Segundo Thomas Piketty, em seu livro “Uma Breve História da Igualdade”, lançado em 2021, “a herança escravocrata e colonial nos obriga a repensar a articulação entre justiça reparadora e justiça universalista em escala planetária”. Dadas as compensações financeiras pagas aos proprietários de escravizados (e não aos escravizados), suscita a questão das reparações.

Os escravizados representavam cerca de um terço da população no sul dos Estados Unidos de 1800 a 1860. Essa proporção passou de cerca de 50% para menos de 20% no Brasil entre 1750 e 1880. Passava de 80% nas ilhas escravocratas das Antilhas Britânicas e Francesas em 1780-1830 e chegava até 90% em Santo Domingo (Haiti) em 1790.

Quando a proporção chega a 80% ou 90% da população, os riscos de revoltas se tornam altíssimos, seja qual for o nível de ferocidade do aparelho repressivo em vigor. O caso do Haiti é emblemático, não apenas por se tratar da primeira abolição da Era Moderna, em seguida a uma revolta de escravizados vitoriosa, e da primeira independência conquistada por uma população negra contra uma potência europeia, mas também porque esse episódio termina com uma gigantesca dívida pública. Impediu o desenvolvimento do Haiti nos dois séculos seguintes.
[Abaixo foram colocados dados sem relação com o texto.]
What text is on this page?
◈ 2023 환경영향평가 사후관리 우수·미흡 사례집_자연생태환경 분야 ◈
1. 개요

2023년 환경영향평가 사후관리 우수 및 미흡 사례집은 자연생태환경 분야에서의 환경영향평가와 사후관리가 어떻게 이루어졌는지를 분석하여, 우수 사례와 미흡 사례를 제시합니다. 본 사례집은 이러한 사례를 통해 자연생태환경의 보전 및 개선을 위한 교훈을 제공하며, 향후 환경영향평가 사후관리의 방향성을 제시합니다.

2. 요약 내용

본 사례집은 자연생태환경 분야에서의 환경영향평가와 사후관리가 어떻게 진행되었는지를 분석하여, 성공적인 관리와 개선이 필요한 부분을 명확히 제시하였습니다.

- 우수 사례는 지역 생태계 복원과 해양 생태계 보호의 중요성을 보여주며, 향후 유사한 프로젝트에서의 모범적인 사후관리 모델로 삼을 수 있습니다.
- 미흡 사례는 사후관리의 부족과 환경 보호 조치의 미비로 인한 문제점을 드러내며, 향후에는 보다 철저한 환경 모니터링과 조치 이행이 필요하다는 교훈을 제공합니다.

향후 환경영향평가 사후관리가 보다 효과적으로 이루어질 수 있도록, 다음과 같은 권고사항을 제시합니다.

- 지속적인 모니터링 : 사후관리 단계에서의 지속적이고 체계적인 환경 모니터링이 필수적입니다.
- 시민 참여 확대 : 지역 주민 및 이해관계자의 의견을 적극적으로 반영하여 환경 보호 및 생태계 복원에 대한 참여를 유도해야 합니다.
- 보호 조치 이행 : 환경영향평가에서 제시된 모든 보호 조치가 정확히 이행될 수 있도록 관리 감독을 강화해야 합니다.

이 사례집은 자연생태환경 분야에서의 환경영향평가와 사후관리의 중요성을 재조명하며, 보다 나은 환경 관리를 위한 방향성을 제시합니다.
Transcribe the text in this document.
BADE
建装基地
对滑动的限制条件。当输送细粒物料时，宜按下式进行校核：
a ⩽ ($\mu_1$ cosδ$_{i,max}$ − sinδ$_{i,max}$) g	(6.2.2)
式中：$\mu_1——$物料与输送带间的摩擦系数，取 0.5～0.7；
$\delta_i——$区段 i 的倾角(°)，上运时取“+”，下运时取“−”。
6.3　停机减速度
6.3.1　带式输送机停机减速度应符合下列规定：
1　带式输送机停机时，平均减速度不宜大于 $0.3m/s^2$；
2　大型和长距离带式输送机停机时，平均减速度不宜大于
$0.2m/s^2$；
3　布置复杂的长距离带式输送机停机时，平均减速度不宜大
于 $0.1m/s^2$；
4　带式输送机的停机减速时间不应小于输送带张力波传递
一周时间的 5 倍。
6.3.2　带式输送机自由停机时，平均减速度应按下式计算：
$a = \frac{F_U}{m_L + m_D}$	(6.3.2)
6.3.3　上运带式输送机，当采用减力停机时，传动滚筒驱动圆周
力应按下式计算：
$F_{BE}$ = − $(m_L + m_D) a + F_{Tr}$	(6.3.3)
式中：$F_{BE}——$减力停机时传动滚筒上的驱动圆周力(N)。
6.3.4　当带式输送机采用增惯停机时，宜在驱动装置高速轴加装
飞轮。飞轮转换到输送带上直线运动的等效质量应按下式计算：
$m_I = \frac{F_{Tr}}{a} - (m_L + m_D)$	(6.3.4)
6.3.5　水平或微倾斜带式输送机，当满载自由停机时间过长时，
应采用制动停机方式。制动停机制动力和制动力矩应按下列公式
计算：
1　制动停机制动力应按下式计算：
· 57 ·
A França aceitou reconhecer a independência do país, em 1825, e pôr fim às ameaças de invasão da ilha pelas tropas francesas, somente porque o governo haitiano assumiu o compromisso de pagar à França uma dívida de 150 milhões de francos-ouro. Destinava-se a indenizar os proprietários de escravizados pela perda de propriedade.

Esse tributo representava mais de 300% da renda nacional do Haiti, em 1825, ou seja, mais de três anos de sua produção! A dívida haitiana, impagável em curto prazo, foi objeto de múltiplas e caóticas renegociações. Foi basicamente quitada (capital e juros) com um depósito médio de cerca de 5% da renda nacional haitiana por ano, entre 1840 e 1915, embora com atrasos. Depois, com o apoio do governo francês, os bancos cederam o restante do financiamento aos Estados Unidos.
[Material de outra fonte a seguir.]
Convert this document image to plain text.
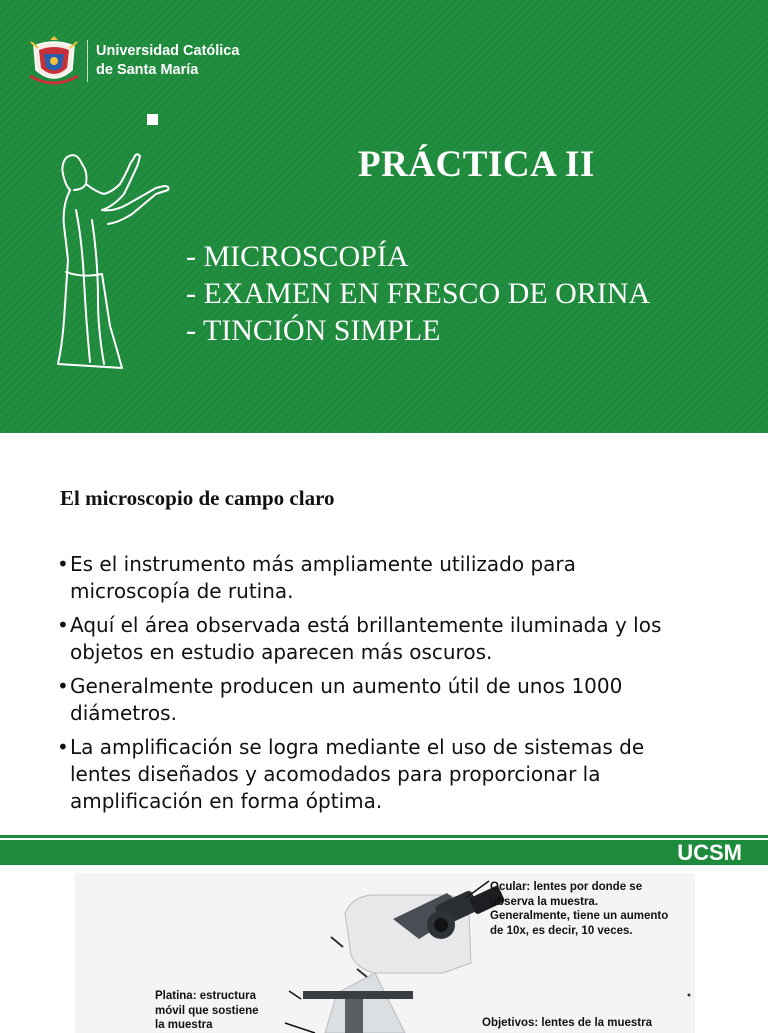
Universidad Católica
de Santa María
PRÁCTICA II
- MICROSCOPÍA
- EXAMEN EN FRESCO DE ORINA
- TINCIÓN SIMPLE
El microscopio de campo claro
• Es el instrumento más ampliamente utilizado para
microscopía de rutina.
• Aquí el área observada está brillantemente iluminada y los
objetos en estudio aparecen más oscuros.
• Generalmente producen un aumento útil de unos 1000
diámetros.
• La amplificación se logra mediante el uso de sistemas de
lentes diseñados y acomodados para proporcionar la
amplificación en forma óptima.
UCSM
Ocular: lentes por donde se
observa la muestra.
Generalmente, tiene un aumento
de 10x, es decir, 10 veces.
Platina: estructura
móvil que sostiene
la muestra	Objetivos: lentes de la muestra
Os norte-americanos, então, ocuparam o Haiti entre 1915 e 1934 a fim de restabelecer a ordem e salvaguardar seus interesses financeiros. A dívida de 1825, transferida de um credor a outro, foi oficialmente extinta e quitada em definitivo no início dos anos 1950. Comprometeu o desenvolvimento do Haiti até hoje.

Substanciais compensações financeiras também foram pagas aos proprietários de escravizados após as abolições britânica e francesa de 1833 e 1848, respectivamente. A alegação era não ter como agir de outra maneira, porque a escravidão fora implementada dentro de um quadro legal [?!].
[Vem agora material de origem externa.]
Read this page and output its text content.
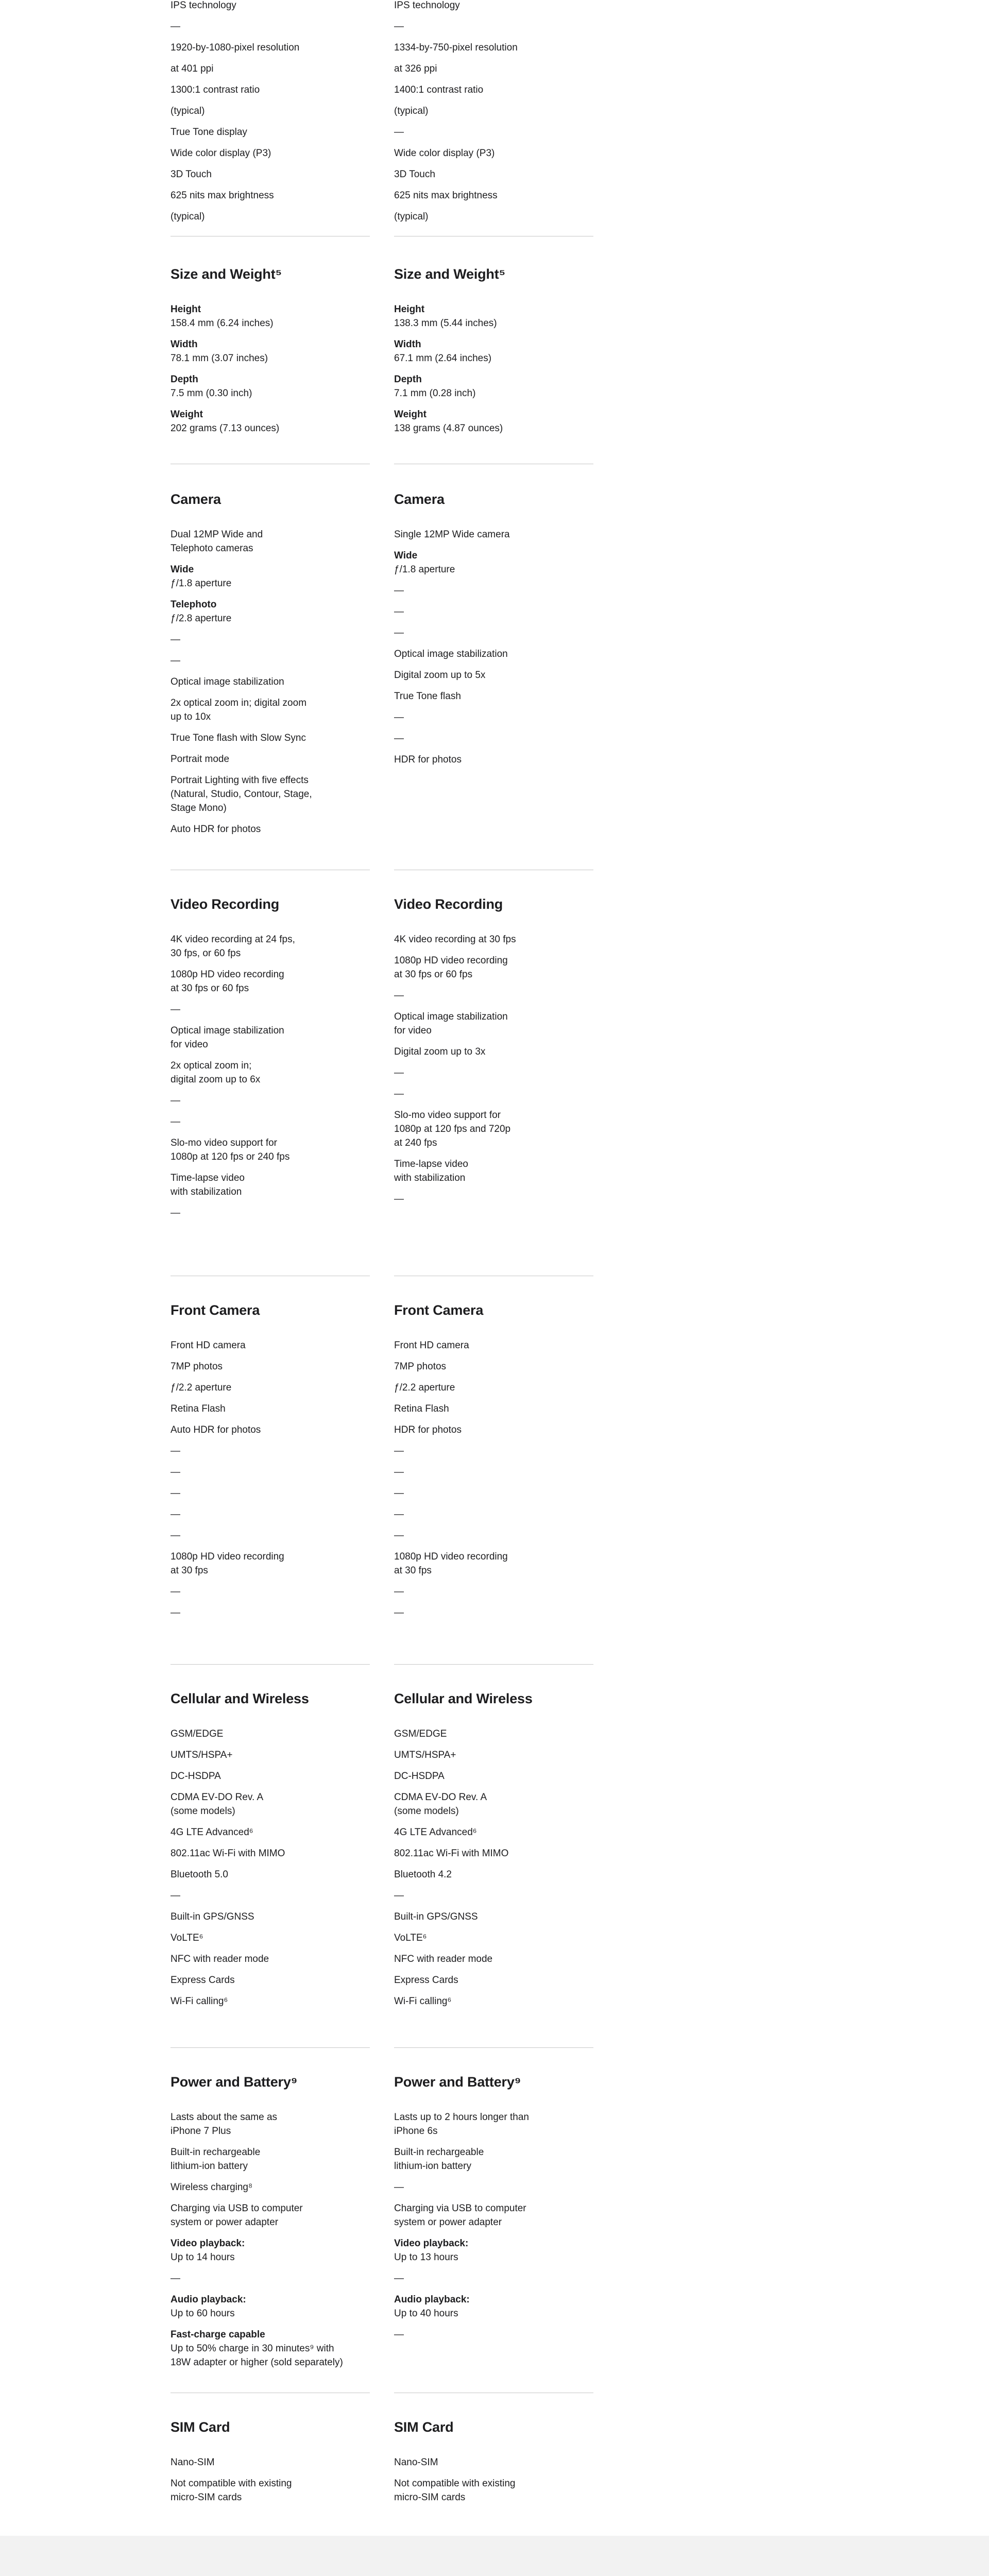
IPS technology

—

1920-by-1080-pixel resolution

at 401 ppi

1300:1 contrast ratio

(typical)

True Tone display

Wide color display (P3)

3D Touch

625 nits max brightness

(typical)

IPS technology

—

1334-by-750-pixel resolution

at 326 ppi

1400:1 contrast ratio

(typical)

—

Wide color display (P3)

3D Touch

625 nits max brightness

(typical)

Size and Weight⁵

Height

158.4 mm (6.24 inches)

Width

78.1 mm (3.07 inches)

Depth

7.5 mm (0.30 inch)

Weight

202 grams (7.13 ounces)

Size and Weight⁵

Height

138.3 mm (5.44 inches)

Width

67.1 mm (2.64 inches)

Depth

7.1 mm (0.28 inch)

Weight

138 grams (4.87 ounces)

Camera

Dual 12MP Wide and
Telephoto cameras

Wide

ƒ/1.8 aperture

Telephoto

ƒ/2.8 aperture

—

—

Optical image stabilization

2x optical zoom in; digital zoom
up to 10x

True Tone flash with Slow Sync

Portrait mode

Portrait Lighting with five effects
(Natural, Studio, Contour, Stage,
Stage Mono)

Auto HDR for photos

Camera

Single 12MP Wide camera

Wide

ƒ/1.8 aperture

—

—

—

Optical image stabilization

Digital zoom up to 5x

True Tone flash

—

—

HDR for photos

Video Recording

4K video recording at 24 fps,
30 fps, or 60 fps

1080p HD video recording
at 30 fps or 60 fps

—

Optical image stabilization
for video

2x optical zoom in;
digital zoom up to 6x

—

—

Slo‑mo video support for
1080p at 120 fps or 240 fps

Time‑lapse video
with stabilization

—

Video Recording

4K video recording at 30 fps

1080p HD video recording
at 30 fps or 60 fps

—

Optical image stabilization
for video

Digital zoom up to 3x

—

—

Slo‑mo video support for
1080p at 120 fps and 720p
at 240 fps

Time‑lapse video
with stabilization

—

Front Camera

Front HD camera

7MP photos

ƒ/2.2 aperture

Retina Flash

Auto HDR for photos

—

—

—

—

—

1080p HD video recording
at 30 fps

—

—

Front Camera

Front HD camera

7MP photos

ƒ/2.2 aperture

Retina Flash

HDR for photos

—

—

—

—

—

1080p HD video recording
at 30 fps

—

—

Cellular and Wireless

GSM/EDGE

UMTS/HSPA+

DC‑HSDPA

CDMA EV‑DO Rev. A
(some models)

4G LTE Advanced⁶

802.11ac Wi‑Fi with MIMO

Bluetooth 5.0

—

Built‑in GPS/GNSS

VoLTE⁶

NFC with reader mode

Express Cards

Wi‑Fi calling⁶

Cellular and Wireless

GSM/EDGE

UMTS/HSPA+

DC‑HSDPA

CDMA EV‑DO Rev. A
(some models)

4G LTE Advanced⁶

802.11ac Wi‑Fi with MIMO

Bluetooth 4.2

—

Built‑in GPS/GNSS

VoLTE⁶

NFC with reader mode

Express Cards

Wi‑Fi calling⁶

Power and Battery⁹

Lasts about the same as
iPhone 7 Plus

Built‑in rechargeable
lithium‑ion battery

Wireless charging⁸

Charging via USB to computer
system or power adapter

Video playback:

Up to 14 hours

—

Audio playback:

Up to 60 hours

Fast‑charge capable

Up to 50% charge in 30 minutes⁹ with
18W adapter or higher (sold separately)

Power and Battery⁹

Lasts up to 2 hours longer than
iPhone 6s

Built‑in rechargeable
lithium‑ion battery

—

Charging via USB to computer
system or power adapter

Video playback:

Up to 13 hours

—

Audio playback:

Up to 40 hours

—

SIM Card

Nano‑SIM

Not compatible with existing
micro‑SIM cards

SIM Card

Nano‑SIM

Not compatible with existing
micro‑SIM cards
Retrospectivamente, uma abolição justa teria implicado uma compensação, sob a forma de um pedaço de terra ou uma pensão paga pelos antigos senhores, para os escravizados pelas décadas de maus-tratos e trabalho não remunerado (e não para os senhores), financiada por todos os enriquecidos, direta ou indiretamente, devido à escravidão, ou seja, por todos os proprietários abastados da época. Mas as elites dominantes exigiram o respeito absoluto ao direito de propriedade privada de outros seres humanos por causa da etnia [?!].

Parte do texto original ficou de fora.